Late in 2019, the PBA was purchased by Bowlero Corporation (now Lucky Strike Entertainment Corporation). Bowlero installed Colie Edison as CEO of the PBA, while retaining Clark as Commissioner.

During the 2020 season, Clark presided over major scheduling changes as a result of the COVID-19 pandemic. The PBA was able to put on 14 title events this season, many held without an audience.

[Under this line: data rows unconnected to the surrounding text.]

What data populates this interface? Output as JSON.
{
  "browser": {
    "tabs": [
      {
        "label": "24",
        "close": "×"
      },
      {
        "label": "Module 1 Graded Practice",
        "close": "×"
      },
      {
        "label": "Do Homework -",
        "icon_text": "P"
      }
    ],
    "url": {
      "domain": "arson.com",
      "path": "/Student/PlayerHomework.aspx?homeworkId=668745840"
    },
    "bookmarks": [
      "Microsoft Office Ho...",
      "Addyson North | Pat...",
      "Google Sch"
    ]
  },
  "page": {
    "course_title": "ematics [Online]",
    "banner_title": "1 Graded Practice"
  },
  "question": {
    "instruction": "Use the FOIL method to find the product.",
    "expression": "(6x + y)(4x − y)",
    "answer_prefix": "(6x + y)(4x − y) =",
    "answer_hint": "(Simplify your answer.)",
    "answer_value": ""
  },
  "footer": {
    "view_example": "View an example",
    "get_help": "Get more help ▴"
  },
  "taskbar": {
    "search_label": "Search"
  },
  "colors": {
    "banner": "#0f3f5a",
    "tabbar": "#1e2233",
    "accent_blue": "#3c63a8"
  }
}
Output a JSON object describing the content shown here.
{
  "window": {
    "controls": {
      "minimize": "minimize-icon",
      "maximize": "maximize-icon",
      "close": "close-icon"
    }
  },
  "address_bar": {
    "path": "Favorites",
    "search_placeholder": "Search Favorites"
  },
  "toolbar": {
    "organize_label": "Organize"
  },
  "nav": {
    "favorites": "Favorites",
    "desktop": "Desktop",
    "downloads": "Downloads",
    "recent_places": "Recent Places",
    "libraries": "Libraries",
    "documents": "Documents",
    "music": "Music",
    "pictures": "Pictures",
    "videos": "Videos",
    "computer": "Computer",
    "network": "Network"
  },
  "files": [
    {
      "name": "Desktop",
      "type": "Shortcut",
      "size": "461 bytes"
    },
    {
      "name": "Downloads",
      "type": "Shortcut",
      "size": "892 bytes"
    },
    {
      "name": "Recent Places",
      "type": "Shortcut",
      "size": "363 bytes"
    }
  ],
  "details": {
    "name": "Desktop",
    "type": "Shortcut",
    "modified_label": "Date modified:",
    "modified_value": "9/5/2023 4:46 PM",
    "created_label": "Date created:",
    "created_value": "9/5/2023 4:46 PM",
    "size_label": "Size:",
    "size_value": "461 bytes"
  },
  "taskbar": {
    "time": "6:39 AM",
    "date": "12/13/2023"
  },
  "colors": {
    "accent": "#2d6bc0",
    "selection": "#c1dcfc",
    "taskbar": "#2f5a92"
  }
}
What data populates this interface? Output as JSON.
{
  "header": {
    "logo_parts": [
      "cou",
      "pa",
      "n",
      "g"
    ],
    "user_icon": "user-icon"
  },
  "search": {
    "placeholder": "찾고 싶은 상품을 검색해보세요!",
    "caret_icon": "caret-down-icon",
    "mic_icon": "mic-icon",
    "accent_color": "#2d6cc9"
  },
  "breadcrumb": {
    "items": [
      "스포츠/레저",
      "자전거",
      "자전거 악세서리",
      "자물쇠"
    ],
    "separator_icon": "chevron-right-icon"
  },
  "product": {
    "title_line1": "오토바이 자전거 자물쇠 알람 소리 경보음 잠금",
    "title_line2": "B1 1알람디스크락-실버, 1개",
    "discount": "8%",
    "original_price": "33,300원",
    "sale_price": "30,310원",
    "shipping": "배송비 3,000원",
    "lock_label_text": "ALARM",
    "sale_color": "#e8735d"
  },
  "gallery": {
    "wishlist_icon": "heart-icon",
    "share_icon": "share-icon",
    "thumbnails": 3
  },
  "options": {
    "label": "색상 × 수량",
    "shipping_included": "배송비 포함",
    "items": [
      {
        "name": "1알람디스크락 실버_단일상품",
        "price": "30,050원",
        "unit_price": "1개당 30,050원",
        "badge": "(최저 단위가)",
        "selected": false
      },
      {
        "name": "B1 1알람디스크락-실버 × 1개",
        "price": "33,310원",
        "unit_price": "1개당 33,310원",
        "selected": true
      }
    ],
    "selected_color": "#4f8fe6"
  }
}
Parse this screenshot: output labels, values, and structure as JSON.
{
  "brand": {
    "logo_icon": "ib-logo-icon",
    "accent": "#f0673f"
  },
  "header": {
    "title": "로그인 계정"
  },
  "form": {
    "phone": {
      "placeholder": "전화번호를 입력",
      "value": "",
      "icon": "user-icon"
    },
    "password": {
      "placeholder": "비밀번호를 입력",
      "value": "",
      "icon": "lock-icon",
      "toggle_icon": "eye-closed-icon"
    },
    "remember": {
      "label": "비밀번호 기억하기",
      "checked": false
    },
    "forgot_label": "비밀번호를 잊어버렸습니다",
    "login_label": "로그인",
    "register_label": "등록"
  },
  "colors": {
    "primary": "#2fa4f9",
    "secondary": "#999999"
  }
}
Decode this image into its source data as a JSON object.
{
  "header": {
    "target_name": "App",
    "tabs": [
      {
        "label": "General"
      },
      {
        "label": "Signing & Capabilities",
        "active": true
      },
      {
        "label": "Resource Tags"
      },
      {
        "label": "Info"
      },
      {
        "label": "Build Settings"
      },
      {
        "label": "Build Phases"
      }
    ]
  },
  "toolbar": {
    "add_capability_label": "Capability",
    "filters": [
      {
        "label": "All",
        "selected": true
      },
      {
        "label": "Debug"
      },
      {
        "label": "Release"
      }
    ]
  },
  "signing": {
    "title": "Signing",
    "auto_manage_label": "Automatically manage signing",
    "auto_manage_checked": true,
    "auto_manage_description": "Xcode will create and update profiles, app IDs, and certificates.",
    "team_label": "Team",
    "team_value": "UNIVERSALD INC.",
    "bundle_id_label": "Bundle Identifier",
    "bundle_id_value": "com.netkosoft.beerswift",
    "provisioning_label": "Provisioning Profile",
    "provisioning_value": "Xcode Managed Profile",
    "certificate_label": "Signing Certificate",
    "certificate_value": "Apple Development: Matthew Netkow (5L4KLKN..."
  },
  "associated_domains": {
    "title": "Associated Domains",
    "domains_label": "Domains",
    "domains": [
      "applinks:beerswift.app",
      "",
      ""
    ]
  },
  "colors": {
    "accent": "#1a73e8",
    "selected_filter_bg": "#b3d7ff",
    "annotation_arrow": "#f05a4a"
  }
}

In January 2022, Colie Edison resigned as PBA CEO to take a position with the WNBA. The CEO position remained vacant through 2025, making Clark the de facto leader of the PBA for four seasons before the PBA and Lucky Strike Entertainment hired Peter Murray as CEO and Head of Media in January 2026.

==Hall of Fame==
In November 2024, Clark was elected to the USBC Hall of Fame for Meritorious Service. He was inducted with the 2025 class in a ceremony at the USBC Convention on May 7.

==National Awards==
- 2x Bowlers Journal International (BJI) Person of the Year (2005, 2018)
- Bowling and Billiards Institute of America (BBIA) Industry Service Award (2008)
- United States Bowling Congress (USBC) Joyce Deitch Trailblazer Award (2009)
- John Davis Award for extraordinary efforts on behalf of the advancement of the Sport of Bowling, presented by Kegel (2019)
- Bowling Proprietors Association of America (BPAA) Media Award (2020)
- International Bowling Museum and Hall of Fame Striking Contribution Award (2024)
- International Bowling Media Alberta E. Crowe Meritorious Service Award (2024)
- 2025 USBC Hall of Fame inductee (Meritorious Service category)

==Personal==
After joining the USBC in 2005, Clark moved to Muskego, Wisconsin, where he currently resides with wife Kelli. The couple has two children, Rory and Quinn. Rory recently competed for the bowling team at Marian University in Fond du Lac, Wisconsin, after previously bowling for University of Wisconsin–Whitewater.

In addition to his PBA duties, Clark briefly served as Director of Sport and Competitions for the International Bowling Federation (IBF) in late 2021.